BREVARD COUNTY, Fla. – Antonio Lamar Giles, a 32-year-old convicted felon, would steal from Brevard County and sell the stolen items in Orange County, according to Agent Jeremy Benton, the Brevard County sheriff's deputy who eventually arrested Giles.
"If you don't want to get caught, go where people don't know you," Benton said.
Jewelry, gold especially, was disappearing from homes by the pound. From one house alone, $14,000 worth of jewelry was stolen.
"A lot of them were family heirlooms," Benton said.
Benton said the M.O. was the same: the thief would knock on the door and when no one answered, kick in the door, ransack the house and leave with jewelry, electronics, even a gun.
Windover Farms in Titusville, directly across the street from the Brevard County Sheriff's Office North Precinct, was targeted.
"Right up the road, we spoke to a lady who thought she wouldn't get anything back," Benton said.
He was not hopeful either. Most jewelry cannot be easily identified or tracked because most people don't take pictures of it or place unique markings on it, Benton said.
Pawn shops are required by law to record serial numbers of all items taken in -- if they have visible serial numbers -- and enter them into a statewide database.
Only a few of the homeowners who'd been burglarized had kept proof of their serial numbers; most don't keep track of them, Benton said. He entered those into the statewide database.
One day last month, he got a hit.
An Xbox game console that had been stolen from Brevard County had been sold at a pawn shop in Orange County.
Benton traveled to the pawn shop and discovered the same person who'd sold the game console to the pawn shop had sold dozens of items more than 20 times in one month.
Benton said the person was Antonio Giles.
"It's really what broke the case open because a lot of these items, especially jewelry, is really hard to track," Benton said.
Benton then spent countless hours over the next few weeks driving back and forth between Orange and Brevard counties and to victims' homes to cross-reference the stolen jewelry and electronics.
He was able to build a case that put Giles in jail facing charges for several burglaries. Detectives from other agencies are working to connect Giles with other burglaries.
Benton returned most of the stolen items to the victims -- one woman in particular.

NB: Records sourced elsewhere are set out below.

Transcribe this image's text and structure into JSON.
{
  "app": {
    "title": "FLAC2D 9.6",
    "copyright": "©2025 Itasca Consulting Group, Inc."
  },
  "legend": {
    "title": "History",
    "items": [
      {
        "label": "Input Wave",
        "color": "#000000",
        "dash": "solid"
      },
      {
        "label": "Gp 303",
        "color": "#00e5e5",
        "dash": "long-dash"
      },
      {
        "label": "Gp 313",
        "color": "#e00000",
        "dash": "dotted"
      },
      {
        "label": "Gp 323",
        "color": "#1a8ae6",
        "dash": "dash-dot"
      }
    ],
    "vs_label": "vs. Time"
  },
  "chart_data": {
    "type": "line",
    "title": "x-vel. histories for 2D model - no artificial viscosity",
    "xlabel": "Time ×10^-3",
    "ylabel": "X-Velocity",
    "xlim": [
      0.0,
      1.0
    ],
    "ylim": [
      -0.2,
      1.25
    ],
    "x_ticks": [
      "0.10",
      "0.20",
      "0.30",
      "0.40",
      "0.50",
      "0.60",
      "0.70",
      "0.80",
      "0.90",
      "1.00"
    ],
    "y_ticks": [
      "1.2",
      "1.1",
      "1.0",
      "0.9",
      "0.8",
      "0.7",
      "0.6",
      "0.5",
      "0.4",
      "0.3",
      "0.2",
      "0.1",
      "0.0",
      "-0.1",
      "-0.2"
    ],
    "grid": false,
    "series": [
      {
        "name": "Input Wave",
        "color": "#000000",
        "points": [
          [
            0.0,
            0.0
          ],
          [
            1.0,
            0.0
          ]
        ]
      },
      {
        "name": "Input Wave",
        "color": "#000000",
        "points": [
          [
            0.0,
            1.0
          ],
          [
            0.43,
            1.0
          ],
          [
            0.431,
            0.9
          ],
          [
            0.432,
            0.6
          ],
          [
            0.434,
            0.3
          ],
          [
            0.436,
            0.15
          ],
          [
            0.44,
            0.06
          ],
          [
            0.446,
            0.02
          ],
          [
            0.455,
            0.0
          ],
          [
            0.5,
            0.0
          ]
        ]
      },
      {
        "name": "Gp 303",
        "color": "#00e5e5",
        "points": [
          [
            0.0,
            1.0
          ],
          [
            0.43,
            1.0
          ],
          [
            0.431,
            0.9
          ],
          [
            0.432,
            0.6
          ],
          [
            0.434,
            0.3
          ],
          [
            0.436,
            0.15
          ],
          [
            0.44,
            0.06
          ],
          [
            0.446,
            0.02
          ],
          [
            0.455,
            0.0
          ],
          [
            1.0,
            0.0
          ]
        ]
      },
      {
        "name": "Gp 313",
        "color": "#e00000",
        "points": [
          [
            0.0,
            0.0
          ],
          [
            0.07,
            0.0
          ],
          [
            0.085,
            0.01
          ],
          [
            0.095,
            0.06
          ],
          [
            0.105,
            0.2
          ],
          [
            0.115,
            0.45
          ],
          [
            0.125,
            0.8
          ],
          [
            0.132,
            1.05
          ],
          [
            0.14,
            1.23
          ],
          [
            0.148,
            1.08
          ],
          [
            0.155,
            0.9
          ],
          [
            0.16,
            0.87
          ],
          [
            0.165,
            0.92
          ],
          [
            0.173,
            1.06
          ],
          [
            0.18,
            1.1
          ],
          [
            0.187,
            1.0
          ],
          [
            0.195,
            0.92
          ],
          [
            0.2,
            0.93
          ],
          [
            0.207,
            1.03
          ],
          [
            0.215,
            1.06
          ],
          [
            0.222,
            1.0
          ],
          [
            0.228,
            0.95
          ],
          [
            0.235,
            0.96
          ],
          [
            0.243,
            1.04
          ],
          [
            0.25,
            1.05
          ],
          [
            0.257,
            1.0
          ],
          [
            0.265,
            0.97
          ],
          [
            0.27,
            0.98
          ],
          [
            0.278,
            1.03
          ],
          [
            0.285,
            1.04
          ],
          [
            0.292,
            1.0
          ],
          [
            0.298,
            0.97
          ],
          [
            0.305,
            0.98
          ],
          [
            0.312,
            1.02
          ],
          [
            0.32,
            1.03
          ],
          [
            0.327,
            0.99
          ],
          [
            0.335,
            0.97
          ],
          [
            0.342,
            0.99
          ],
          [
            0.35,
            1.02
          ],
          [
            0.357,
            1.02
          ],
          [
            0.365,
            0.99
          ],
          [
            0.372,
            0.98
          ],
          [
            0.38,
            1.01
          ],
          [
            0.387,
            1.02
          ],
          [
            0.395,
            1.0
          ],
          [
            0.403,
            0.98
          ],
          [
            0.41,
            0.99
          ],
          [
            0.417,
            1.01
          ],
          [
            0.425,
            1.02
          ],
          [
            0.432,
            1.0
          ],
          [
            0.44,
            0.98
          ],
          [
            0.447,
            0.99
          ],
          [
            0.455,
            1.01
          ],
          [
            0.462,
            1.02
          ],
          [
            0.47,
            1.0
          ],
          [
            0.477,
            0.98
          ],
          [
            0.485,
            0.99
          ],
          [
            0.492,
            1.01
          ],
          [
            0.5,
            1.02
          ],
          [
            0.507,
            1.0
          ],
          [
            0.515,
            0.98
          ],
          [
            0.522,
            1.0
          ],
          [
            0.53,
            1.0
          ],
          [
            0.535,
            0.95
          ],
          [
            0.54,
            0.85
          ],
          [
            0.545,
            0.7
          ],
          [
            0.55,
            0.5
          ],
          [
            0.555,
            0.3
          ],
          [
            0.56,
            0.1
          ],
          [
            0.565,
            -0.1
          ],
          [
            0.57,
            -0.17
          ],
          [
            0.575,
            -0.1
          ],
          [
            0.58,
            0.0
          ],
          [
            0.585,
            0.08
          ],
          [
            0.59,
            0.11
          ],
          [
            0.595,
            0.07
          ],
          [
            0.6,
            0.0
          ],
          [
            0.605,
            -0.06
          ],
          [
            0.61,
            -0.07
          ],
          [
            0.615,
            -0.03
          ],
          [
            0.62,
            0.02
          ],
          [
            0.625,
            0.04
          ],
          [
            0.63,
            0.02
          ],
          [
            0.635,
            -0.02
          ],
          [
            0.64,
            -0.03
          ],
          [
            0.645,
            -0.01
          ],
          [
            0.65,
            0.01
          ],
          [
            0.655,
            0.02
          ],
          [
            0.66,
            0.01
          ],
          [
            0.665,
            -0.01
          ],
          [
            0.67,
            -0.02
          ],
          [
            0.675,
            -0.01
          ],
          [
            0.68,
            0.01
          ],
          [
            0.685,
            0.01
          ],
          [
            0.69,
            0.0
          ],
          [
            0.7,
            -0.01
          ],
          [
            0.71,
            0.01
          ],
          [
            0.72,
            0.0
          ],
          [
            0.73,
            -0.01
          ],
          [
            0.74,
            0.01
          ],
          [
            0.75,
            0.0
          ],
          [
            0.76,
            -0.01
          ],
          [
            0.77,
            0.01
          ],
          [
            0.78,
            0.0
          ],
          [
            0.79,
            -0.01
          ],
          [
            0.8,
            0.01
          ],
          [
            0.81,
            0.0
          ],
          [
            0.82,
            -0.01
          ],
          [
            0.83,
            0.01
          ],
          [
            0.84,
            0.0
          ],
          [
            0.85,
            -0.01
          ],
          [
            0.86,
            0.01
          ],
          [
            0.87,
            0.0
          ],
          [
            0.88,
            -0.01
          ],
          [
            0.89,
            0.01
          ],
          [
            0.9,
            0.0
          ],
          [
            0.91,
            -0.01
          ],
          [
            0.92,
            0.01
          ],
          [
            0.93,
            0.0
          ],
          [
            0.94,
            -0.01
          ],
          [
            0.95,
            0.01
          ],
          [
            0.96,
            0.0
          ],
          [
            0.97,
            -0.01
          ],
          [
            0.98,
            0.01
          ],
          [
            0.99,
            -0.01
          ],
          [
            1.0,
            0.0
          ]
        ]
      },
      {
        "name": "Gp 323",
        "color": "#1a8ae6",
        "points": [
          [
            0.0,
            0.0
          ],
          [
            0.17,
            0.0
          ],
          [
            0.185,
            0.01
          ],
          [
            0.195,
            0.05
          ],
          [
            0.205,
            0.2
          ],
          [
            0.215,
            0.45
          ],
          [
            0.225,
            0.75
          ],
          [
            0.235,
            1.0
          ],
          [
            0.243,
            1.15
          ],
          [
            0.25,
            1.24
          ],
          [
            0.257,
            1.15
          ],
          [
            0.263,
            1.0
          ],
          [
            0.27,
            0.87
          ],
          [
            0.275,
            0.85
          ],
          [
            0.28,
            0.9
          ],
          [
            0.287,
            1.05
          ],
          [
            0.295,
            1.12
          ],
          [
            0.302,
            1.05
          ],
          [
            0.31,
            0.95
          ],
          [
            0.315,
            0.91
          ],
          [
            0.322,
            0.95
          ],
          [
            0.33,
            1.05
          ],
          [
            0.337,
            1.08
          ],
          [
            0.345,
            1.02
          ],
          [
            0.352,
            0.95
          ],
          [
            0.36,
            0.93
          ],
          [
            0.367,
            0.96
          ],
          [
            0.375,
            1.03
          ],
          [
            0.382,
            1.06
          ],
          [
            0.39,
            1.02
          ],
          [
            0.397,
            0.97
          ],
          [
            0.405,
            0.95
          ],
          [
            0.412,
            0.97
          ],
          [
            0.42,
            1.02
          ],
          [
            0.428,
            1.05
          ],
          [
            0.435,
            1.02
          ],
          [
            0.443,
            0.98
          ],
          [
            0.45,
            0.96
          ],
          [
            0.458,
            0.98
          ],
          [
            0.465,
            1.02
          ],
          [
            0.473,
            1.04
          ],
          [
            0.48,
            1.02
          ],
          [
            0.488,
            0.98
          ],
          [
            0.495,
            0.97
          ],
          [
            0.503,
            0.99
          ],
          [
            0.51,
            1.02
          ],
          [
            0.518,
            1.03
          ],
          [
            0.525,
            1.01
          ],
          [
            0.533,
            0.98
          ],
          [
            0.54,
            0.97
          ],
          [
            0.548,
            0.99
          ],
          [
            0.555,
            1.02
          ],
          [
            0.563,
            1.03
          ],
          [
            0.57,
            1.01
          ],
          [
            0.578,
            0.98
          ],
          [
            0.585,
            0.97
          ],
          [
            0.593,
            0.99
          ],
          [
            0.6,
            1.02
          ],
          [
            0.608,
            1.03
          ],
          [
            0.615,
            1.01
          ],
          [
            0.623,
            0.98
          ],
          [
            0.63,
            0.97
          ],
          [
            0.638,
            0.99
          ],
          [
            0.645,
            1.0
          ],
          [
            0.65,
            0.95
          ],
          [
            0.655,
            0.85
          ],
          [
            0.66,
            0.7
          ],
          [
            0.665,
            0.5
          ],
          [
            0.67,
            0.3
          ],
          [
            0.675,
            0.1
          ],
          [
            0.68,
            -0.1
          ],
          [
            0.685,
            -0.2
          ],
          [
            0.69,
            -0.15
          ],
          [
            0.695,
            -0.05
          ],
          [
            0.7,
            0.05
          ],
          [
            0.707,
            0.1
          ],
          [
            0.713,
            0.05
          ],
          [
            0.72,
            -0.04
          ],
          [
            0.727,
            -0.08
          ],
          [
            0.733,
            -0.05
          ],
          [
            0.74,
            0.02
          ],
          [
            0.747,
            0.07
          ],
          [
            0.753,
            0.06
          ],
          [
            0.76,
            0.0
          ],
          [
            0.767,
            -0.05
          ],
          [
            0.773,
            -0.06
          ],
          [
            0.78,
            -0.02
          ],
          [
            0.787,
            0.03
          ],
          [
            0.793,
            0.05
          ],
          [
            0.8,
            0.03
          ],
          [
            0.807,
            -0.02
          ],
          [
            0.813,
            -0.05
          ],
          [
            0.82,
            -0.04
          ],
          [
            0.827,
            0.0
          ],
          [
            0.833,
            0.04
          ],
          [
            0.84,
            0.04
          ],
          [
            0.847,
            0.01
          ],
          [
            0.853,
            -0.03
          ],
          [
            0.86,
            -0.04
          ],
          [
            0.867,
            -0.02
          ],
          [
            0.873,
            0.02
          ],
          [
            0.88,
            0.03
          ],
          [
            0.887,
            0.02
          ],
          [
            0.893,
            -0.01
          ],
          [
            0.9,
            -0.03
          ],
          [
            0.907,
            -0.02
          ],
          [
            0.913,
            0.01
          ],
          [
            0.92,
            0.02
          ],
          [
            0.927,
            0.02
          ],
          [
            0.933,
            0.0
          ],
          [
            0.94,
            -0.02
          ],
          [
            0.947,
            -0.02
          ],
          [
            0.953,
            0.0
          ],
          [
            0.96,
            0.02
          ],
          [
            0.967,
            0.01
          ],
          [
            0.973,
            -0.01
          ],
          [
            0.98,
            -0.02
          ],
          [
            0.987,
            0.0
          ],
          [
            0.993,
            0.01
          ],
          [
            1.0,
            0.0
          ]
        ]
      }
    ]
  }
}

"As soon as I showed her those photographs, her face lit up," Benton said. "I immediately knew without her saying anything that these items were hers, and she was shocked because she thought she'd never get them back."
Giles is in jail held on $170,000 bond.
Benton said recording serial numbers or etching unique numbers or markings onto jewelry is key to recovering it if it is ever stolen.
Benton said etching your driver's license number onto a personal belonging makes it easily identifiable by any law enforcement officer anywhere.
The stolen gun was never recovered. Benton believes it was sold on the street.